Recently, PT during thoracoscopic EA repair has become the preferred procedure in TM, as it involves a short operation time and little morbidity. In our experience, the postoperative LAR and incidence of respiratory support dependence are sufficiently low among patients who underwent PT. Interestingly, we found that PT improves the LAR not only by the direct effect of PT on the tracheal membranes, which are not pushed forward, but also by changing the position of the trachea in relation to the esophagus and BCA by fixing the trachea [40].

However, not all patients who underwent PT were completely relieved of post-curative respiratory support. We encountered a patient with long-segment TM with bronchomalacia who did not show any improvements after PT. The patient required tracheostomy and external stenting of the trachea [40]. This suggests that PT alone is not sufficient, so other surgical treatments should be considered for patients with broad airway lesions. In such patients, malacia exists in the broad area of the trachea at sites other than where the BCA crosses the trachea, including the bronchus. LAR values alone therefore cannot predict the severity of TM. Aortopexy alone will not likely improve respiratory disorders in such patients, and external tracheal stenting will be required.
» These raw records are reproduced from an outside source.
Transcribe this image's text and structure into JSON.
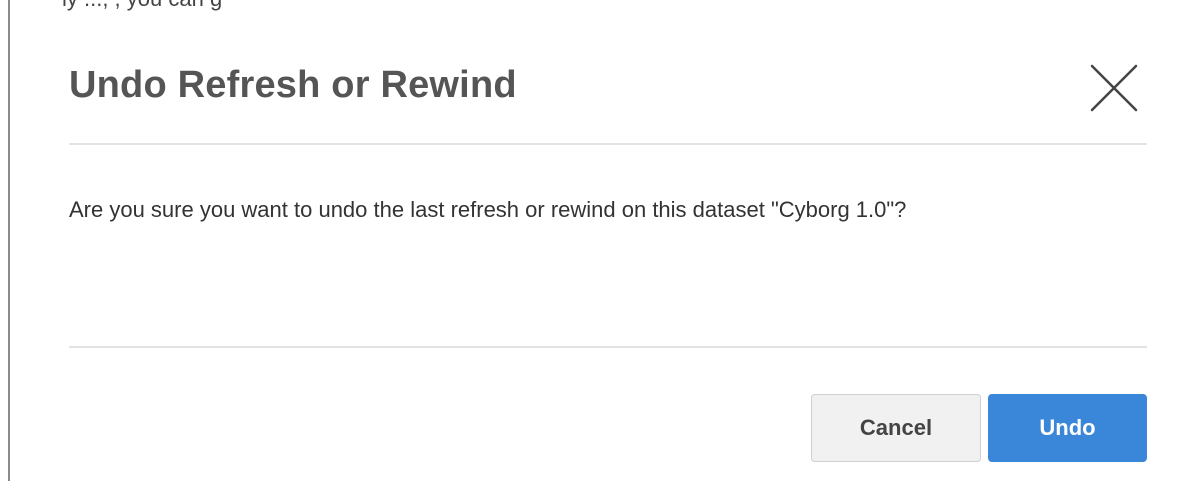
{
  "background_fragment": {
    "text": "ly                                                                     ..., , you can g"
  },
  "dialog": {
    "title": "Undo Refresh or Rewind",
    "message": "Are you sure you want to undo the last refresh or rewind on this dataset \"Cyborg 1.0\"?",
    "close_icon": "close-icon",
    "buttons": {
      "cancel_label": "Cancel",
      "undo_label": "Undo"
    }
  },
  "colors": {
    "primary": "#3a87d9",
    "title_text": "#555555",
    "body_text": "#333333",
    "divider": "#e3e3e3",
    "cancel_bg": "#f1f1f1"
  }
}
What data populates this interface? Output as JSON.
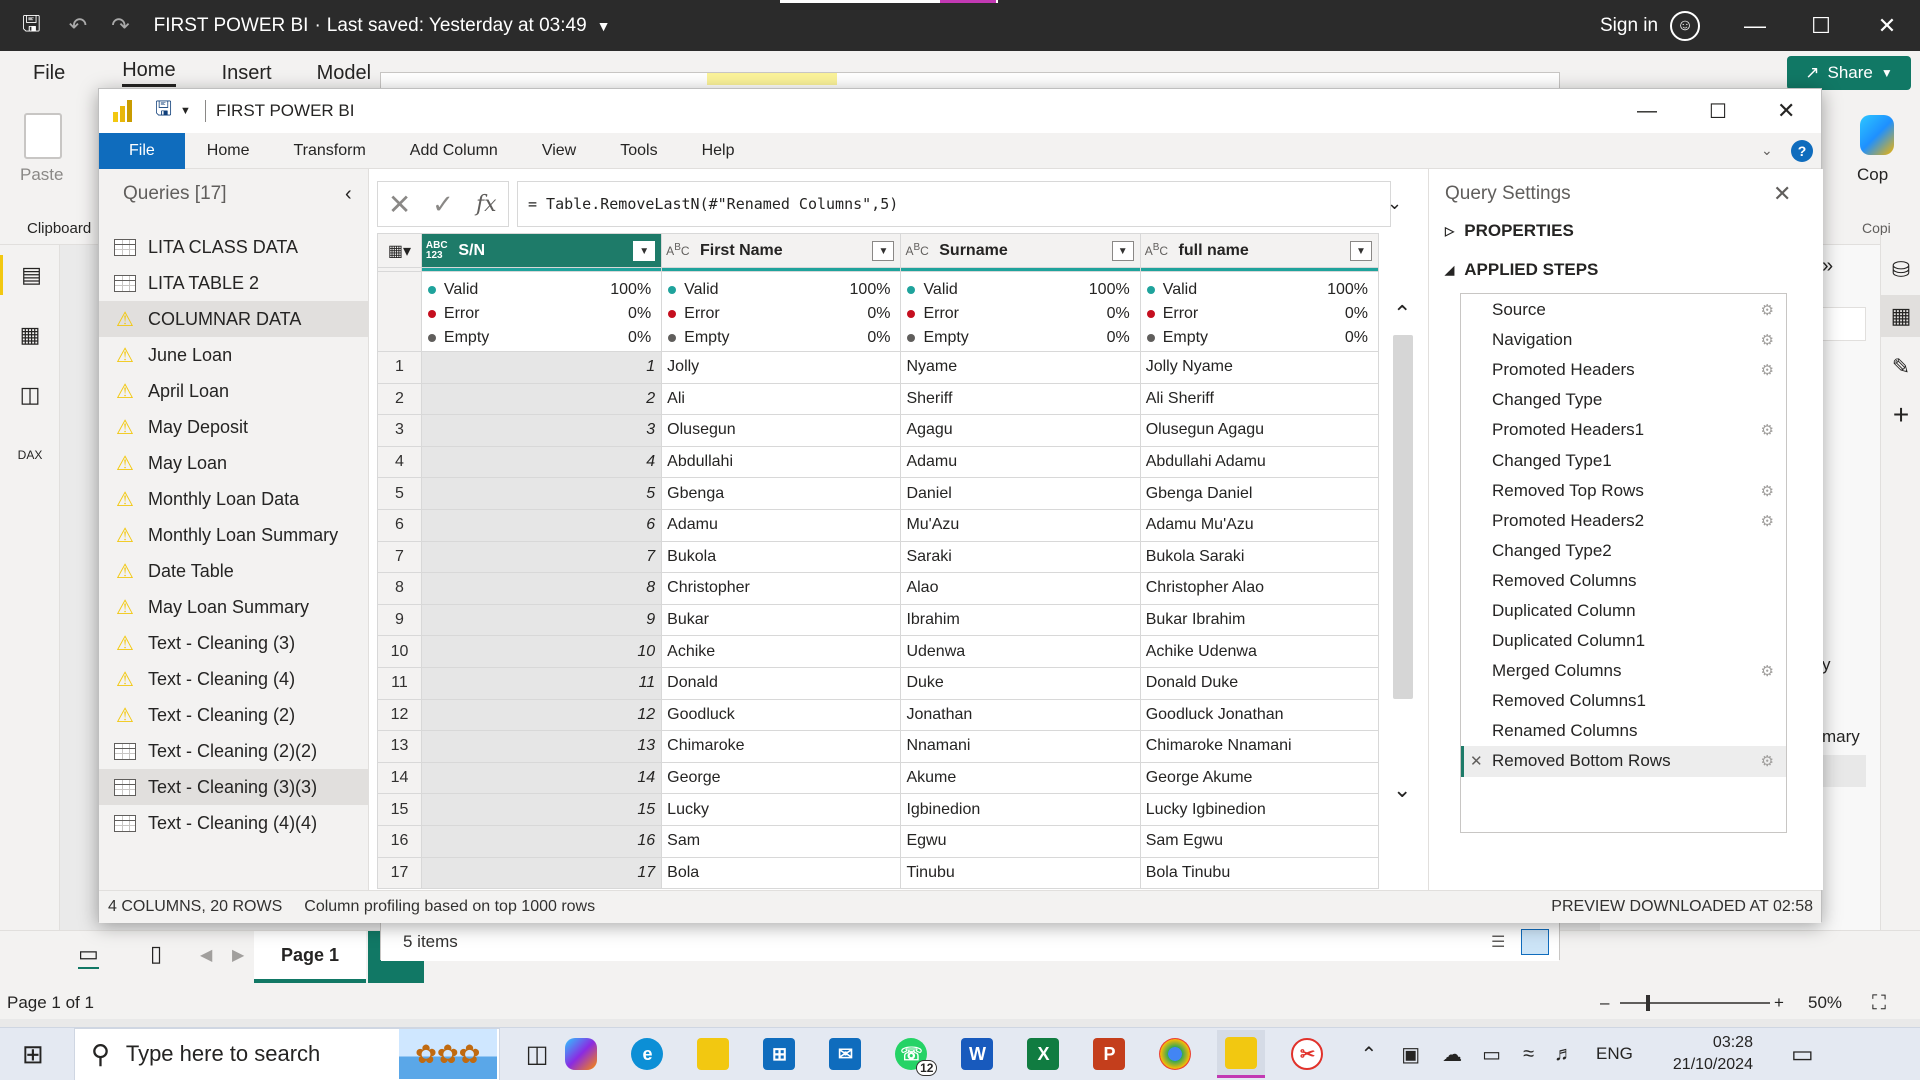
{
  "pbi": {
    "title": "FIRST POWER BI",
    "last_saved": "Last saved: Yesterday at 03:49",
    "sign_in": "Sign in",
    "ribbon_tabs": [
      "File",
      "Home",
      "Insert",
      "Model"
    ],
    "share": "Share",
    "paste": "Paste",
    "clipboard": "Clipboard",
    "copilot": "Cop",
    "copilot_short": "Copi",
    "page_tab": "Page 1",
    "items_count": "5 items",
    "page_status": "Page 1 of 1",
    "zoom": "50%",
    "right_text_1": "y",
    "right_text_2": "mary"
  },
  "pq": {
    "title": "FIRST POWER BI",
    "tabs": [
      "File",
      "Home",
      "Transform",
      "Add Column",
      "View",
      "Tools",
      "Help"
    ],
    "formula": "= Table.RemoveLastN(#\"Renamed Columns\",5)",
    "queries_title": "Queries [17]",
    "queries": [
      {
        "name": "LITA CLASS DATA",
        "icon": "table-icon"
      },
      {
        "name": "LITA TABLE 2",
        "icon": "table-icon"
      },
      {
        "name": "COLUMNAR DATA",
        "icon": "warning-icon"
      },
      {
        "name": "June Loan",
        "icon": "warning-icon"
      },
      {
        "name": "April Loan",
        "icon": "warning-icon"
      },
      {
        "name": "May Deposit",
        "icon": "warning-icon"
      },
      {
        "name": "May Loan",
        "icon": "warning-icon"
      },
      {
        "name": "Monthly Loan Data",
        "icon": "warning-icon"
      },
      {
        "name": "Monthly Loan Summary",
        "icon": "warning-icon"
      },
      {
        "name": "Date Table",
        "icon": "warning-icon"
      },
      {
        "name": "May Loan Summary",
        "icon": "warning-icon"
      },
      {
        "name": "Text - Cleaning (3)",
        "icon": "warning-icon"
      },
      {
        "name": "Text - Cleaning (4)",
        "icon": "warning-icon"
      },
      {
        "name": "Text - Cleaning (2)",
        "icon": "warning-icon"
      },
      {
        "name": "Text - Cleaning (2)(2)",
        "icon": "table-icon"
      },
      {
        "name": "Text - Cleaning (3)(3)",
        "icon": "table-icon"
      },
      {
        "name": "Text - Cleaning (4)(4)",
        "icon": "table-icon"
      }
    ],
    "columns": [
      {
        "name": "S/N",
        "type": "ABC 123"
      },
      {
        "name": "First Name",
        "type": "ABC"
      },
      {
        "name": "Surname",
        "type": "ABC"
      },
      {
        "name": "full name",
        "type": "ABC"
      }
    ],
    "profile": {
      "labels": [
        "Valid",
        "Error",
        "Empty"
      ],
      "values": [
        "100%",
        "0%",
        "0%"
      ],
      "colors": [
        "#1fa39c",
        "#c50f1f",
        "#605e5c"
      ]
    },
    "rows": [
      [
        "1",
        "Jolly",
        "Nyame",
        "Jolly Nyame"
      ],
      [
        "2",
        "Ali",
        "Sheriff",
        "Ali Sheriff"
      ],
      [
        "3",
        "Olusegun",
        "Agagu",
        "Olusegun Agagu"
      ],
      [
        "4",
        "Abdullahi",
        "Adamu",
        "Abdullahi Adamu"
      ],
      [
        "5",
        "Gbenga",
        "Daniel",
        "Gbenga Daniel"
      ],
      [
        "6",
        "Adamu",
        "Mu'Azu",
        "Adamu Mu'Azu"
      ],
      [
        "7",
        "Bukola",
        "Saraki",
        "Bukola Saraki"
      ],
      [
        "8",
        "Christopher",
        "Alao",
        "Christopher Alao"
      ],
      [
        "9",
        "Bukar",
        "Ibrahim",
        "Bukar Ibrahim"
      ],
      [
        "10",
        "Achike",
        "Udenwa",
        "Achike Udenwa"
      ],
      [
        "11",
        "Donald",
        "Duke",
        "Donald Duke"
      ],
      [
        "12",
        "Goodluck",
        "Jonathan",
        "Goodluck Jonathan"
      ],
      [
        "13",
        "Chimaroke",
        "Nnamani",
        "Chimaroke Nnamani"
      ],
      [
        "14",
        "George",
        "Akume",
        "George Akume"
      ],
      [
        "15",
        "Lucky",
        "Igbinedion",
        "Lucky Igbinedion"
      ],
      [
        "16",
        "Sam",
        "Egwu",
        "Sam Egwu"
      ],
      [
        "17",
        "Bola",
        "Tinubu",
        "Bola Tinubu"
      ]
    ],
    "settings_title": "Query Settings",
    "properties": "PROPERTIES",
    "applied_steps": "APPLIED STEPS",
    "steps": [
      {
        "name": "Source",
        "gear": true
      },
      {
        "name": "Navigation",
        "gear": true
      },
      {
        "name": "Promoted Headers",
        "gear": true
      },
      {
        "name": "Changed Type",
        "gear": false
      },
      {
        "name": "Promoted Headers1",
        "gear": true
      },
      {
        "name": "Changed Type1",
        "gear": false
      },
      {
        "name": "Removed Top Rows",
        "gear": true
      },
      {
        "name": "Promoted Headers2",
        "gear": true
      },
      {
        "name": "Changed Type2",
        "gear": false
      },
      {
        "name": "Removed Columns",
        "gear": false
      },
      {
        "name": "Duplicated Column",
        "gear": false
      },
      {
        "name": "Duplicated Column1",
        "gear": false
      },
      {
        "name": "Merged Columns",
        "gear": true
      },
      {
        "name": "Removed Columns1",
        "gear": false
      },
      {
        "name": "Renamed Columns",
        "gear": false
      },
      {
        "name": "Removed Bottom Rows",
        "gear": true
      }
    ],
    "status_left": "4 COLUMNS, 20 ROWS",
    "status_profile": "Column profiling based on top 1000 rows",
    "status_right": "PREVIEW DOWNLOADED AT 02:58"
  },
  "taskbar": {
    "search_placeholder": "Type here to search",
    "language": "ENG",
    "time": "03:28",
    "date": "21/10/2024",
    "whatsapp_badge": "12"
  },
  "colors": {
    "accent": "#0f6cbd",
    "selected_column": "#1e7b69",
    "warning": "#f2c811"
  }
}
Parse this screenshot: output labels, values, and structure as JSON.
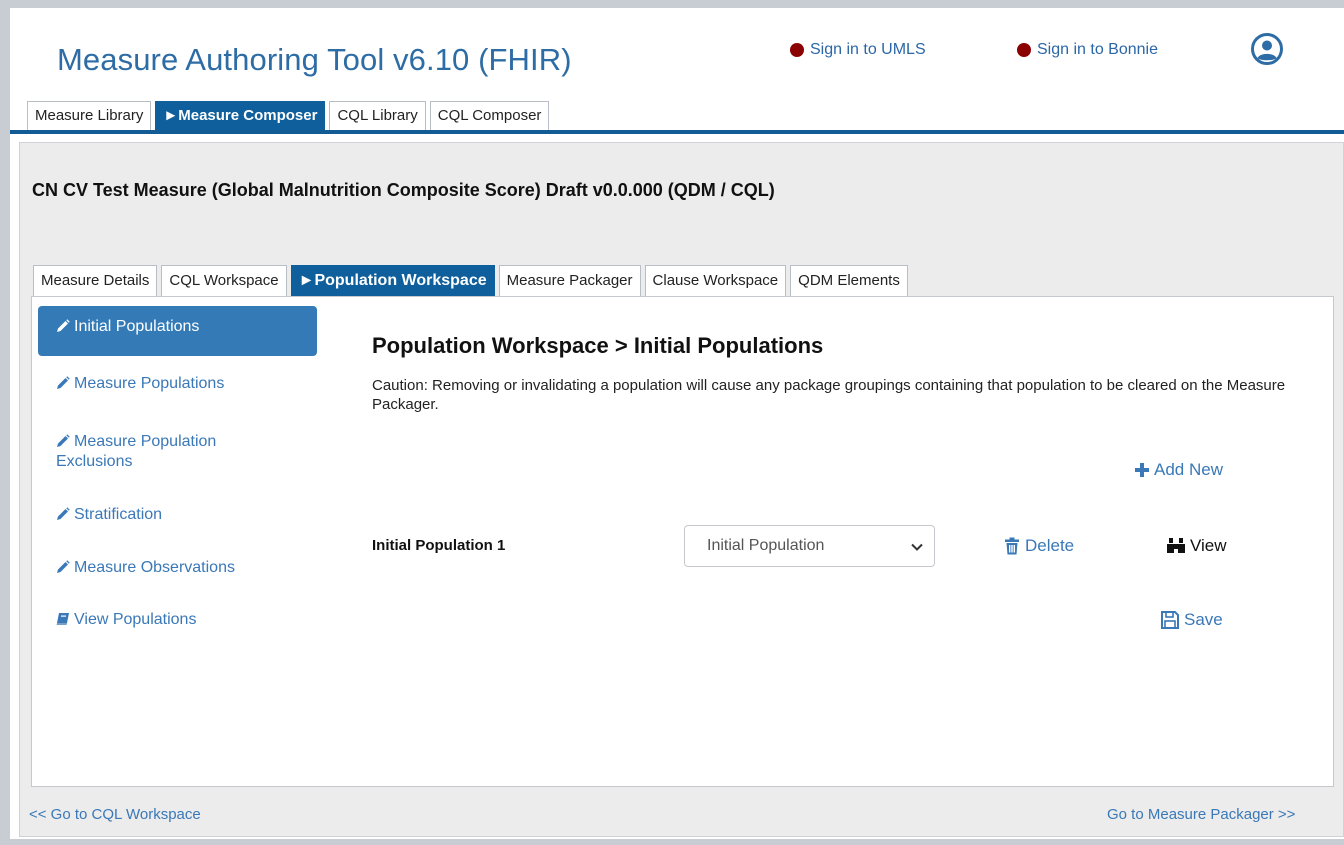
{
  "header": {
    "app_title": "Measure Authoring Tool v6.10 (FHIR)",
    "sign_in_umls": "Sign in to UMLS",
    "sign_in_bonnie": "Sign in to Bonnie",
    "status_color": "#8b0000"
  },
  "main_tabs": [
    {
      "label": "Measure Library",
      "active": false
    },
    {
      "label": "►Measure Composer",
      "active": true
    },
    {
      "label": "CQL Library",
      "active": false
    },
    {
      "label": "CQL Composer",
      "active": false
    }
  ],
  "measure": {
    "title": "CN CV Test Measure (Global Malnutrition Composite Score) Draft v0.0.000 (QDM / CQL)"
  },
  "sub_tabs": [
    {
      "label": "Measure Details",
      "active": false
    },
    {
      "label": "CQL Workspace",
      "active": false
    },
    {
      "label": "►Population Workspace",
      "active": true
    },
    {
      "label": "Measure Packager",
      "active": false
    },
    {
      "label": "Clause Workspace",
      "active": false
    },
    {
      "label": "QDM Elements",
      "active": false
    }
  ],
  "sidebar": {
    "items": [
      {
        "label": "Initial Populations",
        "icon": "pencil-icon",
        "active": true
      },
      {
        "label": "Measure Populations",
        "icon": "pencil-icon",
        "active": false
      },
      {
        "label": "Measure Population Exclusions",
        "icon": "pencil-icon",
        "active": false
      },
      {
        "label": "Stratification",
        "icon": "pencil-icon",
        "active": false
      },
      {
        "label": "Measure Observations",
        "icon": "pencil-icon",
        "active": false
      },
      {
        "label": "View Populations",
        "icon": "book-icon",
        "active": false
      }
    ]
  },
  "main": {
    "heading": "Population Workspace > Initial Populations",
    "caution": "Caution: Removing or invalidating a population will cause any package groupings containing that population to be cleared on the Measure Packager.",
    "add_new": "Add New",
    "population_label": "Initial Population 1",
    "population_select_value": "Initial Population",
    "delete": "Delete",
    "view": "View",
    "save": "Save"
  },
  "footer": {
    "prev": "<< Go to CQL Workspace",
    "next": "Go to Measure Packager >>"
  },
  "colors": {
    "brand_blue": "#2d6ca4",
    "active_tab": "#0e5f9c",
    "link_blue": "#3a78b7",
    "panel_bg": "#ececec"
  }
}
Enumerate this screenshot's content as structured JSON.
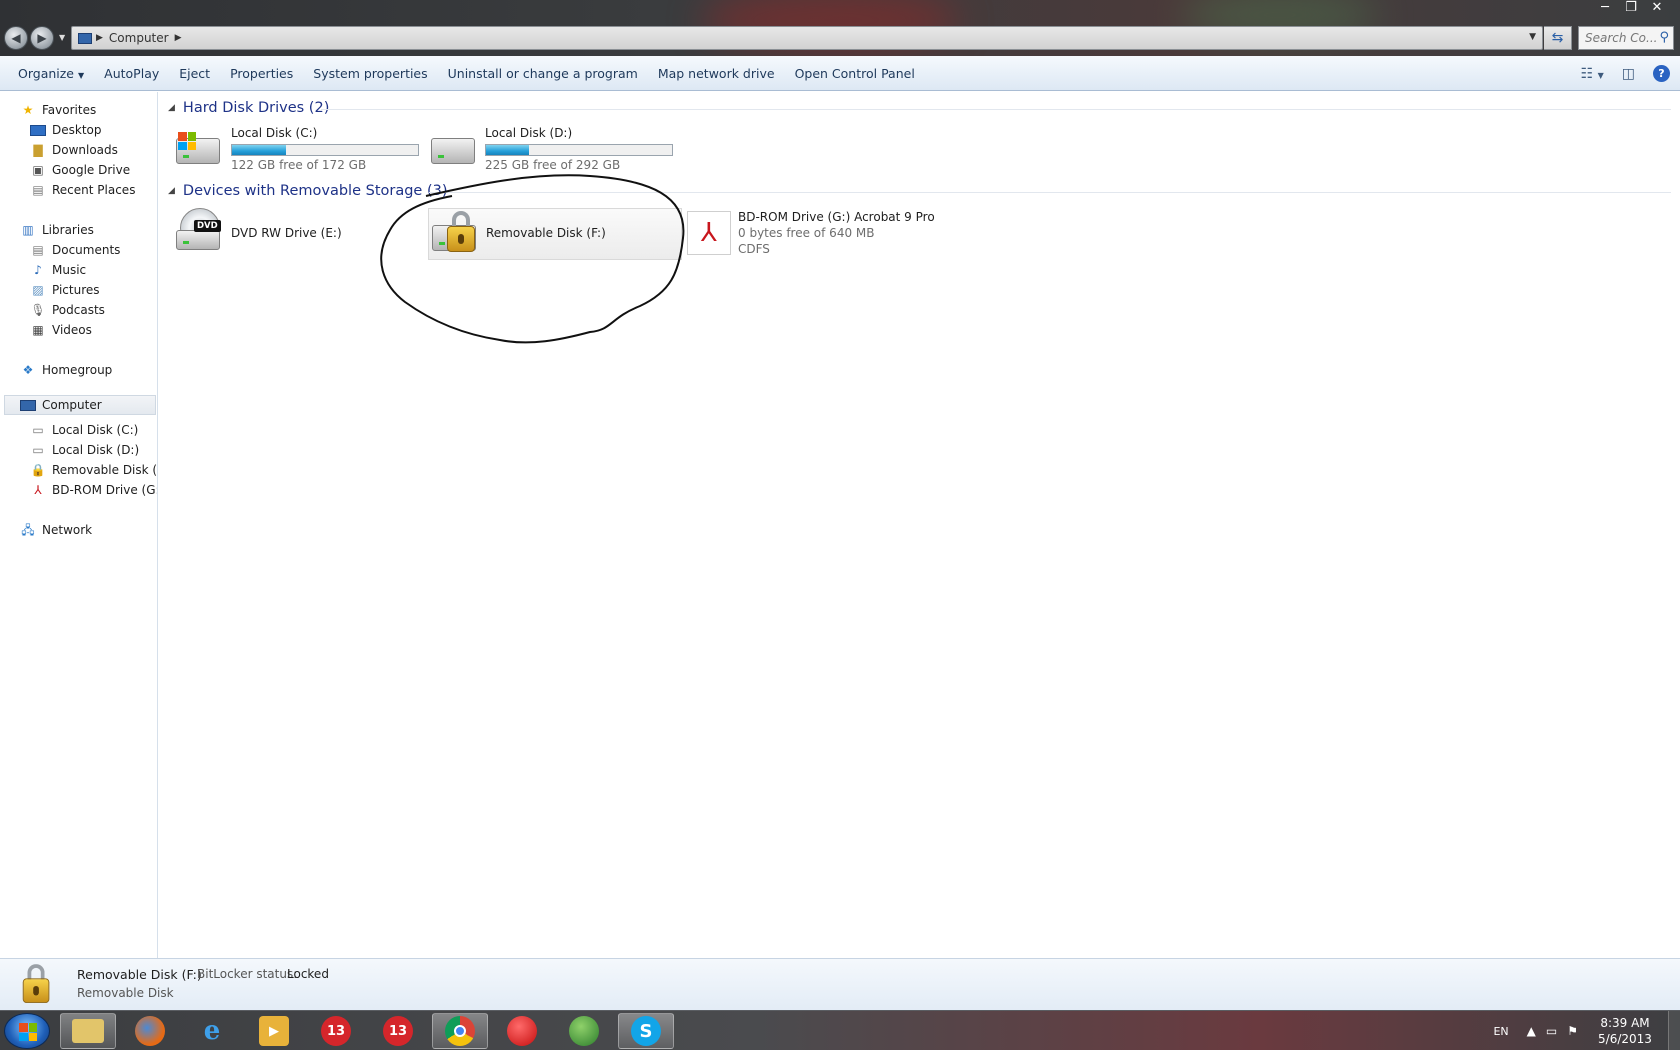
{
  "window": {
    "minimize": "─",
    "maximize": "❐",
    "close": "✕"
  },
  "address": {
    "crumbs": [
      "Computer"
    ],
    "search_placeholder": "Search Co..."
  },
  "toolbar": {
    "organize": "Organize",
    "autoplay": "AutoPlay",
    "eject": "Eject",
    "properties": "Properties",
    "system_properties": "System properties",
    "uninstall": "Uninstall or change a program",
    "map_drive": "Map network drive",
    "control_panel": "Open Control Panel",
    "help": "?"
  },
  "nav": {
    "favorites": "Favorites",
    "desktop": "Desktop",
    "downloads": "Downloads",
    "google_drive": "Google Drive",
    "recent_places": "Recent Places",
    "libraries": "Libraries",
    "documents": "Documents",
    "music": "Music",
    "pictures": "Pictures",
    "podcasts": "Podcasts",
    "videos": "Videos",
    "homegroup": "Homegroup",
    "computer": "Computer",
    "local_c": "Local Disk (C:)",
    "local_d": "Local Disk (D:)",
    "removable_f": "Removable Disk (F:)",
    "bdrom_g": "BD-ROM Drive (G:) A",
    "network": "Network"
  },
  "groups": {
    "hdd_title": "Hard Disk Drives (2)",
    "removable_title": "Devices with Removable Storage (3)"
  },
  "drives": {
    "c": {
      "name": "Local Disk (C:)",
      "space": "122 GB free of 172 GB",
      "used_fraction": 0.29
    },
    "d": {
      "name": "Local Disk (D:)",
      "space": "225 GB free of 292 GB",
      "used_fraction": 0.23
    },
    "e": {
      "name": "DVD RW Drive (E:)",
      "label": "DVD"
    },
    "f": {
      "name": "Removable Disk (F:)"
    },
    "g": {
      "name": "BD-ROM Drive (G:) Acrobat 9 Pro",
      "space": "0 bytes free of 640 MB",
      "fs": "CDFS"
    }
  },
  "details": {
    "name": "Removable Disk (F:)",
    "bitlocker_label": "BitLocker status:",
    "bitlocker_value": "Locked",
    "type": "Removable Disk"
  },
  "taskbar": {
    "apps": [
      "explorer",
      "firefox",
      "internet-explorer",
      "media-player",
      "badge-13",
      "badge-13",
      "chrome",
      "record",
      "network-globe",
      "skype"
    ],
    "badge_13": "13",
    "skype_letter": "S",
    "lang": "EN",
    "time": "8:39 AM",
    "date": "5/6/2013"
  }
}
Our therapeutic strategy for EA patient in recent years has been as follows (Fig. 6): At the time of EA repair, FB is performed to confirm TM presence. If TM is observed, PT is simultaneously performed during EA repair. In this way, the subsequent incidence of dependence on respiratory support because of TM can be reduced. However, if the patient continues to show dependence on respiratory support after EA repair, CT is performed, and the LAR is measured. This is a good predictor of the effectiveness of aortopexy. External stenting should be considered for patients with diffuse TM, as aortopexy or PT appear to be less effective for extensive airway involvement than external stenting. This EA with TM strategy based on the literature review appears reasonable.

Fig. 6
figure 6

Schematic image of our recent strategy for treatment of TM with EA

Cases in which occurrence of TM has complicated EA have reportedly increased recently, possibly due to the fact that treatment outcomes of EA have improved. Another reason for this is that TM as a postoperative complication is now being prioritized for treatment by clinicians.

We summarized the recent TM diagnoses and treatment and discussed our treatment strategy.